The June aftermarket was launched Friday with major uprisings in the West arrayed against a mixed but mostly moderately softer performance at eastern points. Because deals were being done for Tuesday-only flows due to the May-ending holiday weekend, the dropoff in industrial demand typically associated with a weekend was not a negative factor.

Instead, the regional variances in price trends focused on their relative weather outlooks for early this week. The National Weather Service anticipates above normal temperatures only in the Atlantic Coast area from Virginia southward in the East, with below normal readings seen for most of the rest of the area. Thus air conditioning load is likely to be substantially lower than it was early last week.

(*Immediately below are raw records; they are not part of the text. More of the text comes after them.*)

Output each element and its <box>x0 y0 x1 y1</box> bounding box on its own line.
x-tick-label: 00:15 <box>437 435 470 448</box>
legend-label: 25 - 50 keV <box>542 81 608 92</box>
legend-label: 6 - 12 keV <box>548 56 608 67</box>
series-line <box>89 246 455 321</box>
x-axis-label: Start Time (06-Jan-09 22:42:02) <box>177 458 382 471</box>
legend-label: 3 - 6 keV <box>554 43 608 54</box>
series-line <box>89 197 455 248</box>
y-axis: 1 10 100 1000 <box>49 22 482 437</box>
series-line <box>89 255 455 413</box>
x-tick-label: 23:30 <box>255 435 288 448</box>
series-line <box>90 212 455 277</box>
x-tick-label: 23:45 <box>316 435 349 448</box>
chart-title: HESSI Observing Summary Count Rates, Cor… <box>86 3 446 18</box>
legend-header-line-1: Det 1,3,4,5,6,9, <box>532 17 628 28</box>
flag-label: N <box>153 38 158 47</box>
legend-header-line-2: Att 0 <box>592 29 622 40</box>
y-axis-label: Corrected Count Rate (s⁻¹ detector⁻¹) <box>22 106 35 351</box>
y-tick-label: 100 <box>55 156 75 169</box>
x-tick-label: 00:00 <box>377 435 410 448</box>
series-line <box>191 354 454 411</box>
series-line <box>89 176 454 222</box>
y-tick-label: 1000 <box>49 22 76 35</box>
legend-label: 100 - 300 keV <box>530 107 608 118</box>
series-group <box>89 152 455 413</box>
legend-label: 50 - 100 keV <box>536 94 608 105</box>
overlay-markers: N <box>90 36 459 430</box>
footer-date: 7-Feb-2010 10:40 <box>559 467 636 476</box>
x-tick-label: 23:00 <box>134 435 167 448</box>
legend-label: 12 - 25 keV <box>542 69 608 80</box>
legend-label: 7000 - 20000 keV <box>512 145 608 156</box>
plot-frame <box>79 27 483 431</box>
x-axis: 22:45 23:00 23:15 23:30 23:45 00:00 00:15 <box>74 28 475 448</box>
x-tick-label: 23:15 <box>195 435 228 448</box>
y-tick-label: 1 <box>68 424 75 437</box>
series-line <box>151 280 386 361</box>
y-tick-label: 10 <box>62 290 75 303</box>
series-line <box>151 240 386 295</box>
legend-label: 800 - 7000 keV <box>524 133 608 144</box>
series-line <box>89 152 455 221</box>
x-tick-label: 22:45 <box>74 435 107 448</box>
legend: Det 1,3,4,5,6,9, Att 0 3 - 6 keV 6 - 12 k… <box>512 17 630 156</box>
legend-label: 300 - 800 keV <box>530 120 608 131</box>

Meanwhile, the Rockies will be relatively cool around Tuesday, a western producer said, but above normal temperatures are predicted for the southern two-thirds of the states between the mountain range and the West Coast. The expected power generation load, PG&E’s lifting of a high-linepack OFO after a two-day run and the lack of trading for a weekend Friday help explain why western prices rebounded so strongly, she said.

Western gains ranged from as little as about a dime at Waha to more than half a dollar at the Southern California border. The East had numbers going all over the place, with various points flat, falling as much as about 15 cents or rising by a little more than a dime. A majority of eastern points saw losses of less than a dime.

A Gulf Coast marketer observed that quotes fell for most of the morning before recovering a bit near the end of trading. The mini-rallies may have been related to the short-covering rebound in crude oil futures, he said, but he also thought the cash market got oversold “because people were expecting even bigger drops than actually occurred,” then had to pay up a little in the late going to cover their supply obligations. He noted that things got a little confusing Friday; not only was he trading for Tuesday on a Friday, but “I also had some intraday deals to do through the end of the month.”

The marketer wasn’t sure if he really expected much softening this week. Yes, cooling load is likely to be down a little in the East, but there may still be enough to keep cash prices trading mostly sideways, he said.

Florida Gas Transmission made it a full week Friday of having an Overage Alert Day notice in effect for its market area (the notice was initiated May 22), but production-area prices into the pipe still fell about a dime.

The 2004 Atlantic hurricane season was expected to begin Tuesday with no substantive tropical activity.

In his initial estimation for the next storage report, Citigroup analyst Kyle Cooper said he looks for an injection “somewhat smaller than [the 89 Bcf in last Thursday’s report], but probably still above 80 Bcf.”

One source, noting the New York Mercantile Exchange’s announcement that beginning Monday evening it would extend the listings for its Houston Ship Channel natural gas basis swap futures contract through December 2007 from the previous June 2007, commented that he thinks a major reason why the cash market has been more closely tied to the futures market over the past year or so has been the success of Nymex’s basis swap contracts “…and probably the absence of EnronOnline. I hear the volume on these basis contracts has grown substantially.”

A western buyer said he didn’t trade much at fixed prices for the June bidweek. “Things ran up [through about midweek] and then fell, and it was more convenient for us to pick up the index-minus deals after the falloff. The [Southwest] basins were trading a lot of index minus 4s and 5s after the screen fall.” He reported seeing Permian Basin trade as high as $6.30 while the screen was still rising when it had been just over $6 earlier, so there was a pretty wide Permian range. San Juan-Blanco didn’t see as large a range, going from $5.65 to $5.75 during the same time frame, he said. “The reason for that is that not as many people trade fixed-price Blanco as they do Permian, and no one panicked.”